Encouraging students to be involved in co-curricular activities and/or advising such activities is another opportunity for advising. Involvement in student government or service-oriented honor houses enables students to gain skills and perspectives on possible courses of study and continued learning. Faculty who supervise such activities become involved with students in such a way that advising becomes embedded in conversations while planning activities.

In addition to the many ways in which faculty advise outside the scheduled meetings for registration, vocation also provides a framework for developing vocationally directed academic planning. During each year of a student's academic life at a college, consideration of vocation encourages a different set of questions and focuses the options in a particular way.

More college admission offices are looking at a student's volunteer service work in high school. Students who do well academically and are involved in various other activities are more apt to be active participants in the college community of their choice. However, students in their first year of college often become overwhelmed with the changes and turn inward; as a result, they become less service or “other” oriented. Questions about what they did in high school and what academic choices they are making now in college can be vocation related: Where did you spend your time with people other than your friends? What kinds of responsibilities did you have and/or enjoy? Were there particular populations of people (children, senior citizens) with whom you worked? What do you miss about those activities, and are there ways to continue them? What skills did you begin to develop and which would like to continue developing?

Most sophomores either already have chosen a major, or they are beginning to decide on one. Many become quite anxious when others around them have declared a major and they are still undecided. Again, questions with a vocational twist may ease some of the anxieties. Is there a course or aspect of a course that intrigued you? Is there an internship or off-campus study possibility that would put you in a particular context or place? Do you have a sense of what your gifts are: Do friends or family come to you for particular things? What do you volunteer for when planning events for family and friends? What issues do you seem most concerned about and follow on a regular basis?

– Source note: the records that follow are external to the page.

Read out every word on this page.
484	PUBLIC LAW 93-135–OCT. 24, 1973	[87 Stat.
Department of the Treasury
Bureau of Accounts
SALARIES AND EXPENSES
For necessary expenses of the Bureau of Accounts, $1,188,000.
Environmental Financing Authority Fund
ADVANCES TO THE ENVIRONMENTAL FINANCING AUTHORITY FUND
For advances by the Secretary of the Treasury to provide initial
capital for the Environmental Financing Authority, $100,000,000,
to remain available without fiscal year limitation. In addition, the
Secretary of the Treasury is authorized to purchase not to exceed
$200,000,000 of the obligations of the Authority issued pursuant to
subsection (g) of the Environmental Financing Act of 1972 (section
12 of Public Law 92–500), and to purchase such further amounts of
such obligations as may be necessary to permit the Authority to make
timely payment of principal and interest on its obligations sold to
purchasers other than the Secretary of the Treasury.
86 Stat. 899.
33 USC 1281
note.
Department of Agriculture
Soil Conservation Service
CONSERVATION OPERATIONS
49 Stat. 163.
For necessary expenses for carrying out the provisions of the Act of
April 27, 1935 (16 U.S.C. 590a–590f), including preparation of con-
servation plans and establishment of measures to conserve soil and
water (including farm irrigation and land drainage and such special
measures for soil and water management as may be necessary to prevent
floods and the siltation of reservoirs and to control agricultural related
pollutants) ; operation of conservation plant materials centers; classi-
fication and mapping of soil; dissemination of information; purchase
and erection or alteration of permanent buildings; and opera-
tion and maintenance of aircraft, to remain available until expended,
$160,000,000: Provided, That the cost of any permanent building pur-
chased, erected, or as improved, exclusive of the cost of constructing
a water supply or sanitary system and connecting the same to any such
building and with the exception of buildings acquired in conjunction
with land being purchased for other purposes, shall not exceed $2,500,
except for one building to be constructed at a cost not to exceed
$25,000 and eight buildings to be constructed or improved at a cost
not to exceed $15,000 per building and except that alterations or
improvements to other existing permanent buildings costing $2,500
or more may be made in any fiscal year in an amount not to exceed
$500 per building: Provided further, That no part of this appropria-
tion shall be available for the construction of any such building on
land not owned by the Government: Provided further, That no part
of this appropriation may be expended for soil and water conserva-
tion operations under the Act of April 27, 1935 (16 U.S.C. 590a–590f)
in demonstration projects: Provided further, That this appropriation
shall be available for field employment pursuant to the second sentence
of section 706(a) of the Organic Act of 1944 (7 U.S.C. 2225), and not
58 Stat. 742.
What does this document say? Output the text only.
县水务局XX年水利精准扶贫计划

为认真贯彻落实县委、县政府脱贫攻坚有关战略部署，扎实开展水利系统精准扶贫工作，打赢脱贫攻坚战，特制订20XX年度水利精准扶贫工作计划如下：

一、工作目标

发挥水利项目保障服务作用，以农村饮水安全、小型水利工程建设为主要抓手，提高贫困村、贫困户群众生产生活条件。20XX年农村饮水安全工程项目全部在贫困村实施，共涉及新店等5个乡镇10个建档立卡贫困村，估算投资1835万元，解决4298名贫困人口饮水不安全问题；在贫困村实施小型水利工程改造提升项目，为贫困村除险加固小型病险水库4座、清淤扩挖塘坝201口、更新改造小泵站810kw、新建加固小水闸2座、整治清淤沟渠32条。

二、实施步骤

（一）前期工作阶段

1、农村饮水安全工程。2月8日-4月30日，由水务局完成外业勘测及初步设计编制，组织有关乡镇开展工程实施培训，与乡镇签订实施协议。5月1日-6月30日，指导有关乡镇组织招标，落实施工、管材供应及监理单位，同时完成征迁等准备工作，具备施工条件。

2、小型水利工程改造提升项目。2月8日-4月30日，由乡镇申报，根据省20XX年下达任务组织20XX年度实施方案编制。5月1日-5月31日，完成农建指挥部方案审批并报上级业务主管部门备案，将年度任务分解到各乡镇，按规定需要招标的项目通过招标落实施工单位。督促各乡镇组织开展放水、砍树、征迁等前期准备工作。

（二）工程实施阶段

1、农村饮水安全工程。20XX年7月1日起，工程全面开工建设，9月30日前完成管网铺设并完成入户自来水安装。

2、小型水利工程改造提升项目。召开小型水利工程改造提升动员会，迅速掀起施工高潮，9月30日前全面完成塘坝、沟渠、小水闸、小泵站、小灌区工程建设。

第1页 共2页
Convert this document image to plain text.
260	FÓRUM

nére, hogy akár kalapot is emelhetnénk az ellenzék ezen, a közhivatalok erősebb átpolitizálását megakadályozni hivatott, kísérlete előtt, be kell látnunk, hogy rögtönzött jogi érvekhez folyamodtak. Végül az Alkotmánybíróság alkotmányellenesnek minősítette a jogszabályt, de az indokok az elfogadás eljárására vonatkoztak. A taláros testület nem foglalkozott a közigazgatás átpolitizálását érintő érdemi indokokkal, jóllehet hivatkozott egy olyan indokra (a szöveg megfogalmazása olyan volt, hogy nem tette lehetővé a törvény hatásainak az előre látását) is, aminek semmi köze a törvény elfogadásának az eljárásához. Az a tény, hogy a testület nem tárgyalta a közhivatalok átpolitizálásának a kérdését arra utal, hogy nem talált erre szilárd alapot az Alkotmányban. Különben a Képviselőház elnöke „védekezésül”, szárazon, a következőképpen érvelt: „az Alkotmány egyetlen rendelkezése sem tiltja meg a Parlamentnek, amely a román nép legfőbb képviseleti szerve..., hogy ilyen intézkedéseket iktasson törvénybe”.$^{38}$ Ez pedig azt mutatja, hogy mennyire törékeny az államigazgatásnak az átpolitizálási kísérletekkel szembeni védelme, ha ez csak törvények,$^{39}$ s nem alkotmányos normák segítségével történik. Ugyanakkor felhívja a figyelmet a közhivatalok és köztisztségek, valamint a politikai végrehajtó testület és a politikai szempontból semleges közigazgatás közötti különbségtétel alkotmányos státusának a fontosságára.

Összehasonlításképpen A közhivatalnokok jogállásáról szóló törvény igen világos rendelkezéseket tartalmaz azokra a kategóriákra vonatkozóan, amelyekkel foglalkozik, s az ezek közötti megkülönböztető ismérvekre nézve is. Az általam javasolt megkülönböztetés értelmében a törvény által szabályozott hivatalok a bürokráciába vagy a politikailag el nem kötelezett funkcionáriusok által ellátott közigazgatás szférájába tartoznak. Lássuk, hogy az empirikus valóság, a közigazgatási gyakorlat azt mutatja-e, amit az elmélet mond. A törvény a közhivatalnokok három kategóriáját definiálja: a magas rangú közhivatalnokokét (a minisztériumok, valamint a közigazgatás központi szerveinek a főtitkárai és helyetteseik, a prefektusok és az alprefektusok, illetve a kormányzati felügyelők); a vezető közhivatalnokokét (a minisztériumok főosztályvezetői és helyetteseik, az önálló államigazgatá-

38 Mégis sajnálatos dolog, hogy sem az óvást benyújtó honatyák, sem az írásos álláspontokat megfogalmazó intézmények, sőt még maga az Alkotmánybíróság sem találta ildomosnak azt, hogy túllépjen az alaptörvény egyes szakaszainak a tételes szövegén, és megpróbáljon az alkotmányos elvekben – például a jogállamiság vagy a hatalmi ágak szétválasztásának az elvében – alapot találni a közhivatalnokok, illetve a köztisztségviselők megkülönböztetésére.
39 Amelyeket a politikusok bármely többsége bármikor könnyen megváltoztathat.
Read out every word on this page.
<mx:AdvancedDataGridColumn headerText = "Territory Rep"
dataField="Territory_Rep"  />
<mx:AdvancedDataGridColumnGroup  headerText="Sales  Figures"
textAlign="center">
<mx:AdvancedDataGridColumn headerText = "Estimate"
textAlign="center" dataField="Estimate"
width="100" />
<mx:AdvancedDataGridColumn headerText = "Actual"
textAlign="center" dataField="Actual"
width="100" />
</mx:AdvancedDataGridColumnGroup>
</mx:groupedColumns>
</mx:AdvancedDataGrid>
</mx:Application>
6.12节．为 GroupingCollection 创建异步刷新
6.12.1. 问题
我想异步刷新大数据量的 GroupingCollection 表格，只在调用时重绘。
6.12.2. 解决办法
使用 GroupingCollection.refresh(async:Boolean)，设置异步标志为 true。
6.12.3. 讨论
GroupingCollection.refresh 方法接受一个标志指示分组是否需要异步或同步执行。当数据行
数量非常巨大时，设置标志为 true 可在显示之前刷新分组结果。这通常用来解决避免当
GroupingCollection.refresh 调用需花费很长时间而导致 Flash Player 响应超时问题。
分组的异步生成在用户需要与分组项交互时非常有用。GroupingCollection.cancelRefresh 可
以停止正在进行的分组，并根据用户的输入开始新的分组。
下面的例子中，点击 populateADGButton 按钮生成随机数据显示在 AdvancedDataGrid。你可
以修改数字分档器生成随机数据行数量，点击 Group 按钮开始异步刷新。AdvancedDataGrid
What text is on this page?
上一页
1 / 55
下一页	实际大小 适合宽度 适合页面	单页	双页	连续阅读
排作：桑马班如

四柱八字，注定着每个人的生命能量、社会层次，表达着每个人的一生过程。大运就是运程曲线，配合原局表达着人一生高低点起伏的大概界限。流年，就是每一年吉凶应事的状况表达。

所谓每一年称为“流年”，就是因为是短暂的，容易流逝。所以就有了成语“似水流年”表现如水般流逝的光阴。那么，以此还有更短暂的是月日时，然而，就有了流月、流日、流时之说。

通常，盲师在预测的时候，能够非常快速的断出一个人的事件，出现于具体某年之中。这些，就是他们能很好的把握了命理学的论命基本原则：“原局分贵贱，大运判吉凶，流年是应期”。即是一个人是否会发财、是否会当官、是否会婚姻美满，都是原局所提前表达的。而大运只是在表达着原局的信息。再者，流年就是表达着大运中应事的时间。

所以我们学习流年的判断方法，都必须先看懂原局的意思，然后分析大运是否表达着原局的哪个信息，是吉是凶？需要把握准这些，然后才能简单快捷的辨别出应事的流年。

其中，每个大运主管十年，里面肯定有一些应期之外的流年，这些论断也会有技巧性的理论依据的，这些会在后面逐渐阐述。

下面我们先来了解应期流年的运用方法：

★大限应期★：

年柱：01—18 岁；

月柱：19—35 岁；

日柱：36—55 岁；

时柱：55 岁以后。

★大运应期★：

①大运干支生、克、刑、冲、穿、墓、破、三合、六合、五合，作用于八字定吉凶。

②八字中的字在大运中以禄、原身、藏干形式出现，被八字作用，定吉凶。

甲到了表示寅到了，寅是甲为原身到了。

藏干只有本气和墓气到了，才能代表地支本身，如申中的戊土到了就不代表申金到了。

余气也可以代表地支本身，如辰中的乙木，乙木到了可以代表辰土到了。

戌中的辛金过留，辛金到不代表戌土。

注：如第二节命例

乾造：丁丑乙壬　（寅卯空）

All of these questions can be asked again as juniors make decisions about a focus within a particular major. Does a particular area of emphasis or concentration enable the student to discern his/her gifts and decide on a work place and the serving of a particular population? Is this the time to select an internship or off-campus study opportunity? Can research paper topics be selected so that they help the student explore potentially meaningful vocational contexts, such as working with Alzheimer patients, counseling children of alcoholic parents, defining human rights, or arts activism? Again some of these vocational questions can be guided by a faculty member other than the assigned adviser.

Seniors are in the process of either looking for a job or planning for graduate schools or service work such as the Peace Corps. Heading to graduate school shapes even further how students discern their gifts and in what place and with whom they wish to pursue their passions. Choosing service work fulfills the need to be in “service of our neighbor” and, in the end, often helps determine the choice of graduate study and/or a career leading to a fulfilling vocation. Determining what job opportunities to pursue and/or accept can also be framed by questions of vocation: What is the social context in which I make a decision; where and with whom are my gifts best utilized?

Advising from a vocational perspective can be useful for both the faculty adviser and the students. A vocational perspective broadens the definition of when, where, how, and with whom advising takes place and provides a set of focused questions with which to consider academic, career, and life-long goals. In the adviser/advisee relationship, this broadened perspective facilitates a way to encourage students to discern their gifts and explore places and communities where they see these gifts being used.